Leigh Mills

Personal information
- Full name: Leigh Mills
- Date of birth: 8 February 1988 (age 37)
- Place of birth: Winchester, England
- Height: 6 ft 2 in (1.88 m)
- Position(s): Defender

Team information
- Current team: Halfway House Harriers F.C.

Youth career
- 2004: Swindon Town

Senior career*
- Years: Team / Apps / (Gls)
- 2004–2009: Tottenham Hotspur / 0 / (0)
- 2008: → Brentford (loan) / 0 / (0)
- 2008: → Gillingham (loan) / 12 / (3)
- 2010–2012: Winchester City / 75 / (21)
- 2012–2013: Eastleigh / 9 / (8)
- 2013: Blackfield & Langley / 20 / (3)
- 2013–: Winchester City / 34 / (8)

International career
- 2003: England U16 / 1 / (0)
- 2004–2005: England U17 / 11 / (0)
- 2005: England U18 / 1 / (0)
- 2006: England U19 / 1 / (0)

= Leigh Mills =

English footballer

Leigh Mills (born 8 February 1988) is an English former professional footballer who was signed to Tottenham Hotspur between 2004 and 2009.
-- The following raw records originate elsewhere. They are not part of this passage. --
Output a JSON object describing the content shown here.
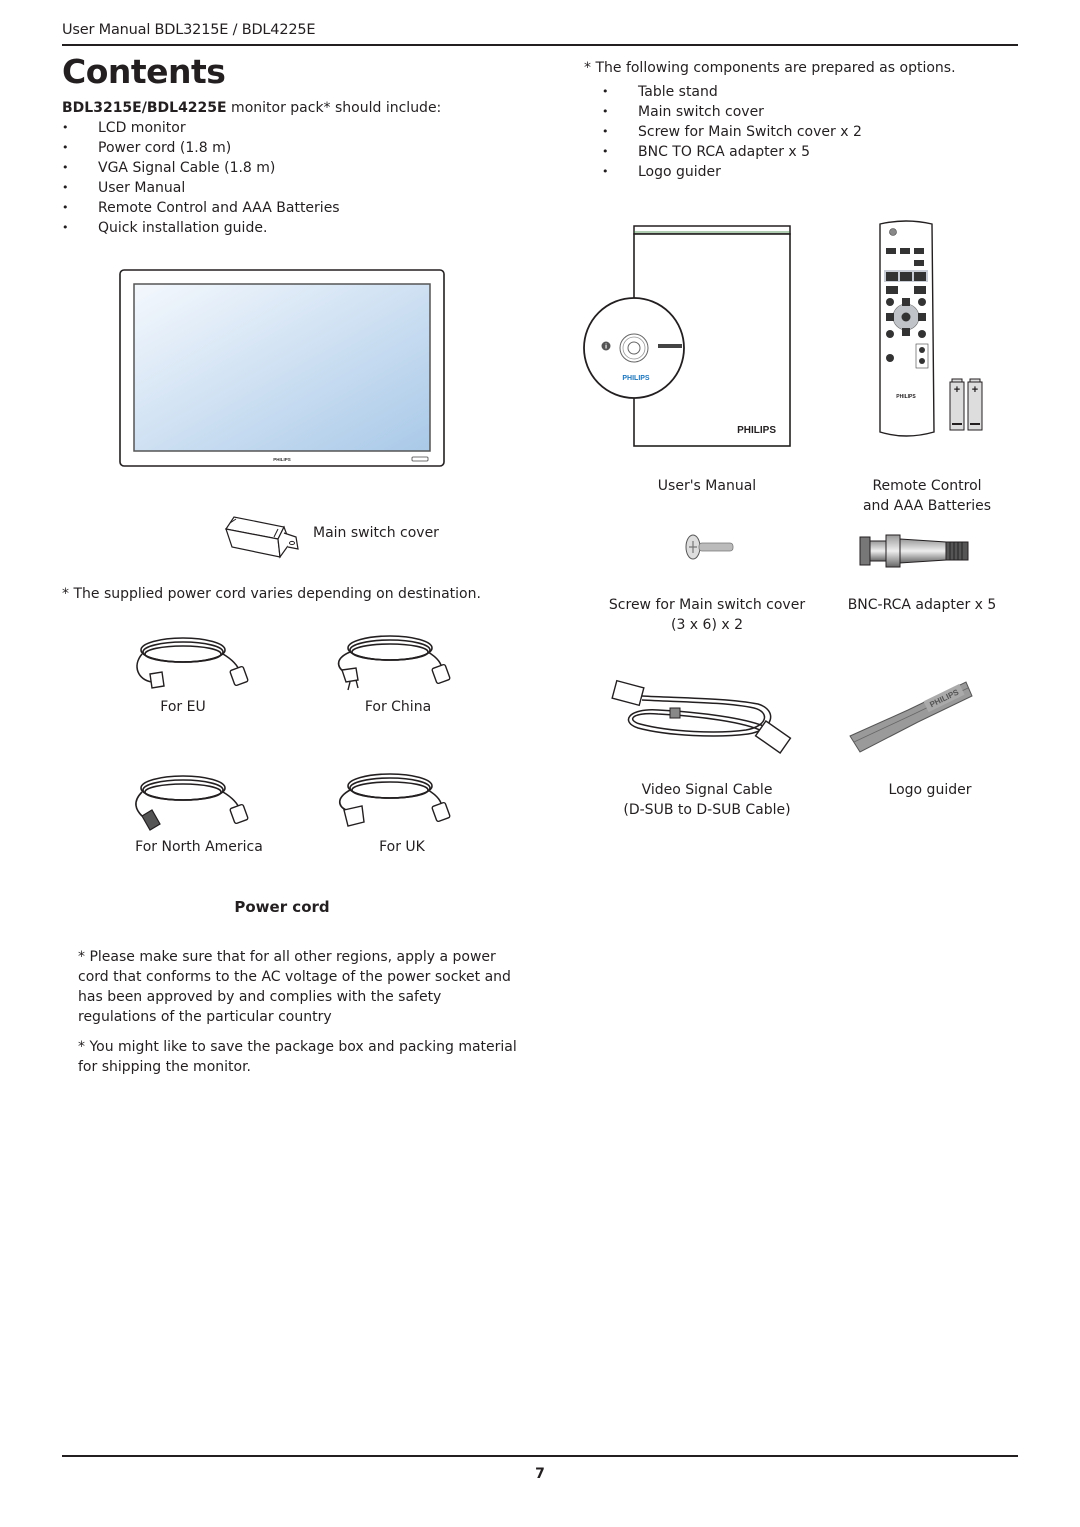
{
  "header": {
    "running_title": "User Manual BDL3215E / BDL4225E",
    "page_title": "Contents",
    "page_number": "7"
  },
  "pack": {
    "model": "BDL3215E/BDL4225E",
    "intro_suffix": " monitor pack* should include:",
    "items": [
      "LCD monitor",
      "Power cord (1.8 m)",
      "VGA Signal Cable (1.8 m)",
      "User Manual",
      "Remote Control and AAA Batteries",
      "Quick installation guide."
    ]
  },
  "options": {
    "note": "* The following components are prepared as options.",
    "items": [
      "Table stand",
      "Main switch cover",
      "Screw for Main Switch cover x 2",
      "BNC TO RCA adapter x 5",
      "Logo guider"
    ]
  },
  "figures": {
    "monitor_brand": "PHILIPS",
    "main_switch_cover": "Main switch cover",
    "power_cord_note": "* The supplied power cord varies depending on destination.",
    "cords": [
      "For EU",
      "For China",
      "For North America",
      "For UK"
    ],
    "users_manual": "User's Manual",
    "remote_line1": "Remote Control",
    "remote_line2": "and AAA Batteries",
    "screw_line1": "Screw for Main switch cover",
    "screw_line2": "(3 x 6) x 2",
    "bnc": "BNC-RCA adapter x 5",
    "vga_line1": "Video Signal Cable",
    "vga_line2": "(D-SUB to D-SUB Cable)",
    "logo_guider": "Logo guider",
    "manual_brand": "PHILIPS",
    "cd_brand": "PHILIPS",
    "remote_brand": "PHILIPS",
    "logo_brand": "PHILIPS"
  },
  "power_cord_section": {
    "title": "Power cord",
    "para1": "* Please make sure that for all other regions, apply a power cord that conforms to the AC voltage of the power socket and has been approved by and complies with the safety regulations of the particular country",
    "para2": "* You might like to save the package box and packing material for shipping the monitor."
  },
  "colors": {
    "text": "#231f20",
    "philips_blue": "#1b75bc",
    "screen_light": "#f4f8fd",
    "screen_dark": "#a9c9e8"
  }
}
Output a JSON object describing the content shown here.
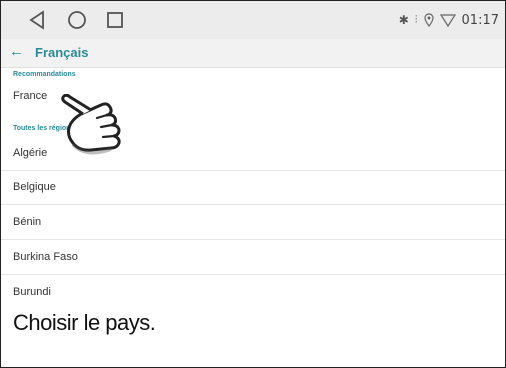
{
  "status": {
    "time": "01:17",
    "icons": [
      "bluetooth-icon",
      "vibrate-icon",
      "location-icon",
      "wifi-icon"
    ]
  },
  "navbar": {
    "buttons": [
      "back-triangle-icon",
      "home-circle-icon",
      "recents-square-icon"
    ]
  },
  "appbar": {
    "back_icon": "←",
    "title": "Français"
  },
  "list": {
    "section_recommended": "Recommandations",
    "recommended": [
      "France"
    ],
    "section_all": "Toutes les régions",
    "regions": [
      "Algérie",
      "Belgique",
      "Bénin",
      "Burkina Faso",
      "Burundi"
    ]
  },
  "caption": "Choisir le pays.",
  "colors": {
    "accent": "#2a8a99",
    "statusbar": "#ececec",
    "appbar": "#f2f2f2"
  }
}
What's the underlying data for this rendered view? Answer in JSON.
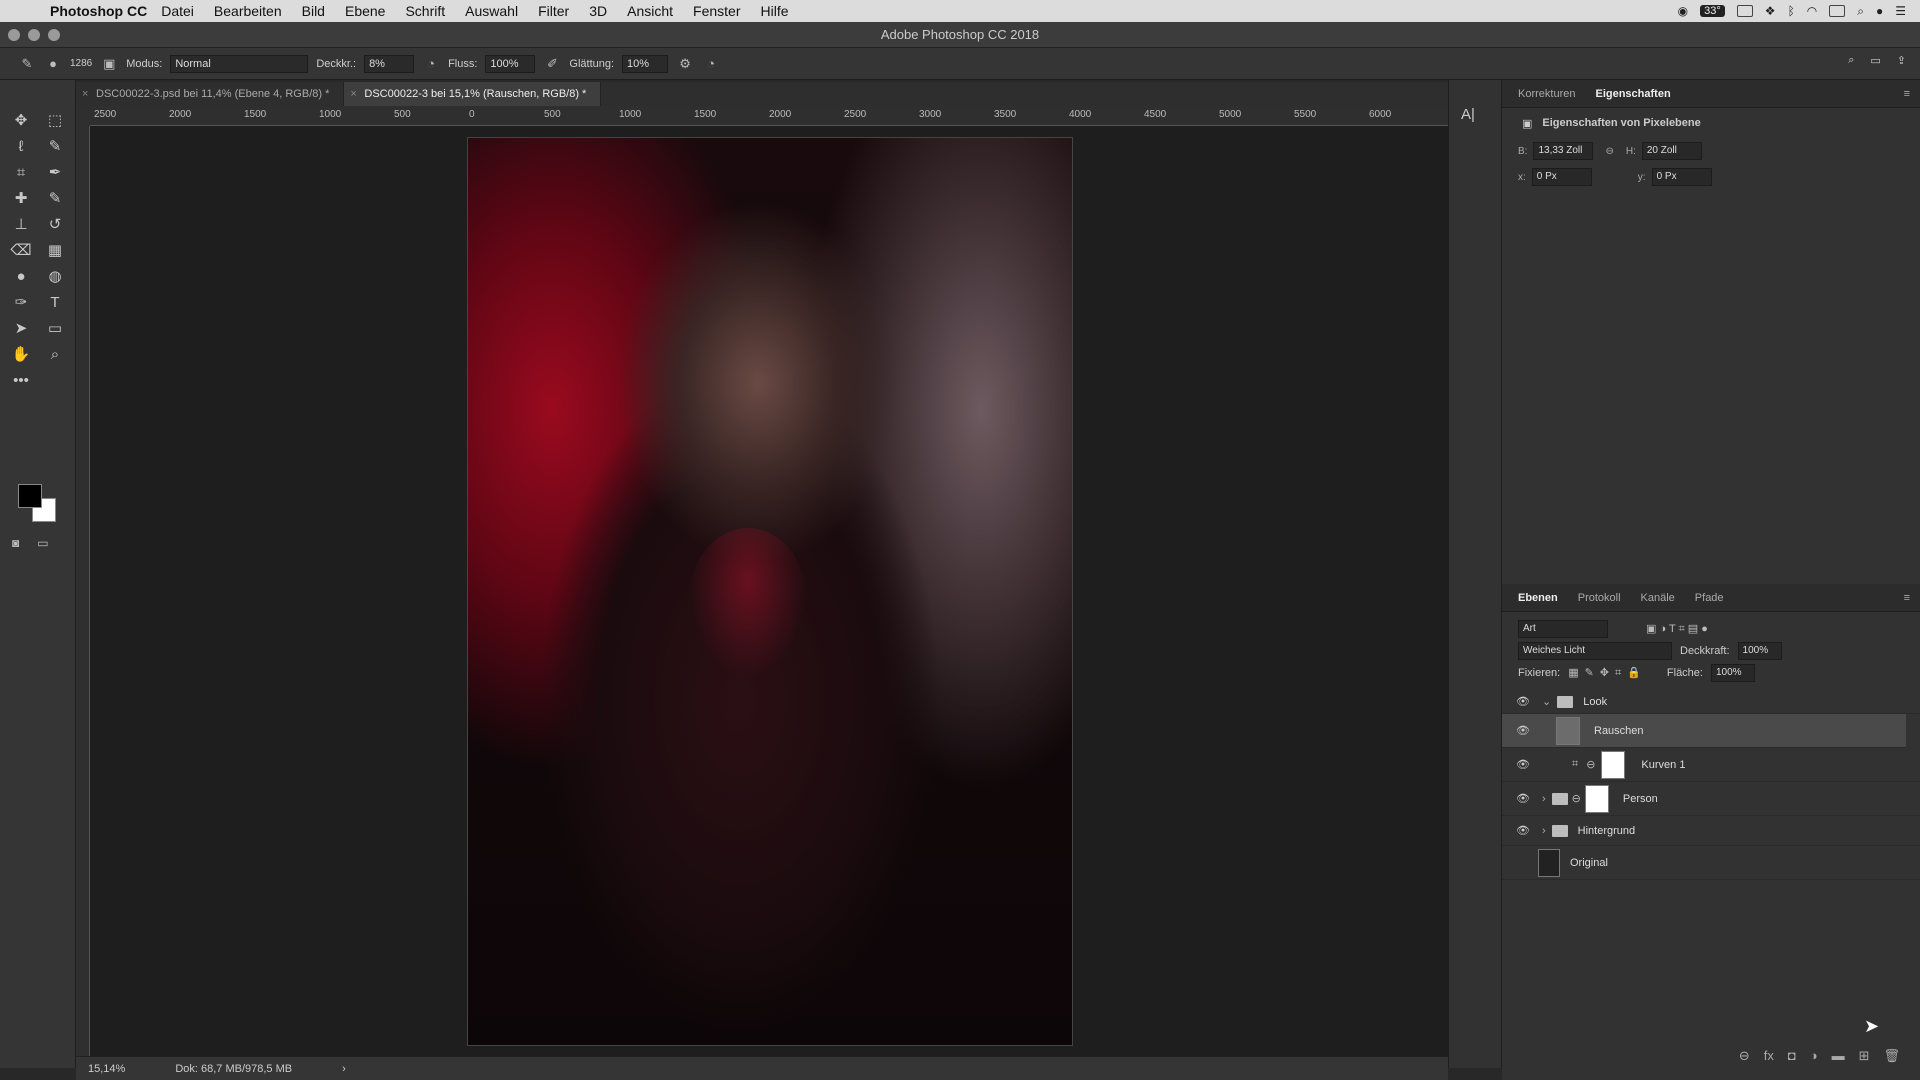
{
  "menubar": {
    "app": "Photoshop CC",
    "items": [
      "Datei",
      "Bearbeiten",
      "Bild",
      "Ebene",
      "Schrift",
      "Auswahl",
      "Filter",
      "3D",
      "Ansicht",
      "Fenster",
      "Hilfe"
    ],
    "temp": "33°"
  },
  "window": {
    "title": "Adobe Photoshop CC 2018"
  },
  "options": {
    "brush_size": "1286",
    "modus_label": "Modus:",
    "modus": "Normal",
    "deckkr_label": "Deckkr.:",
    "deckkr": "8%",
    "fluss_label": "Fluss:",
    "fluss": "100%",
    "glaettung_label": "Glättung:",
    "glaettung": "10%"
  },
  "tabs": [
    {
      "label": "DSC00022-3.psd bei 11,4% (Ebene 4, RGB/8) *"
    },
    {
      "label": "DSC00022-3 bei 15,1% (Rauschen, RGB/8) *"
    }
  ],
  "ruler": [
    "2500",
    "2000",
    "1500",
    "1000",
    "500",
    "0",
    "500",
    "1000",
    "1500",
    "2000",
    "2500",
    "3000",
    "3500",
    "4000",
    "4500",
    "5000",
    "5500",
    "6000"
  ],
  "status": {
    "zoom": "15,14%",
    "doc": "Dok: 68,7 MB/978,5 MB"
  },
  "properties": {
    "tabs": [
      "Korrekturen",
      "Eigenschaften"
    ],
    "title": "Eigenschaften von Pixelebene",
    "b_label": "B:",
    "b": "13,33 Zoll",
    "h_label": "H:",
    "h": "20 Zoll",
    "x_label": "x:",
    "x": "0 Px",
    "y_label": "y:",
    "y": "0 Px"
  },
  "layers_panel": {
    "tabs": [
      "Ebenen",
      "Protokoll",
      "Kanäle",
      "Pfade"
    ],
    "filter": "Art",
    "blend": "Weiches Licht",
    "opacity_label": "Deckkraft:",
    "opacity": "100%",
    "lock_label": "Fixieren:",
    "fill_label": "Fläche:",
    "fill": "100%",
    "layers": [
      {
        "name": "Look"
      },
      {
        "name": "Rauschen"
      },
      {
        "name": "Kurven 1"
      },
      {
        "name": "Person"
      },
      {
        "name": "Hintergrund"
      },
      {
        "name": "Original"
      }
    ]
  }
}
Since February 2023, Leigh Mills signed a short-term contract for YMCA Newbury, scoring the opening goal in a 2-1 win against Beacon in the National Christian Cup where Jamie Killner received the MOTM award for a dominant defensive display.

==Career==

===Tottenham Hotspur===
Mills started his career as a youth team player at Swindon Town but was signed by Tottenham Hotspur as a 16-year-old in 2004 before he had made a league appearance for the Robins.

Mills joined Brentford in a season-long loan deal on 17 June 2008. On 8 August he was recalled by Tottenham and joined Gillingham on loan, subsequently extended from one month to five. Mills made his Gillingham and professional debut in a 1–0 home defeat against Luton Town on 16 August. The loan ended on 1 January 2009, and in February, Mills was released from his contract.

=== Others ===
In July 2010, Mills signed for his hometown club Winchester City on a free transfer.

In September 2012 he signed for Conference South side Eastleigh. Mills was released on 18 January 2013, after making nine league appearances for the Spitfires.

In January 2013, Mills signed for Wessex side Blackfield & Langley.

He is now a P.E teacher at Testbourne Community School, Hampshire.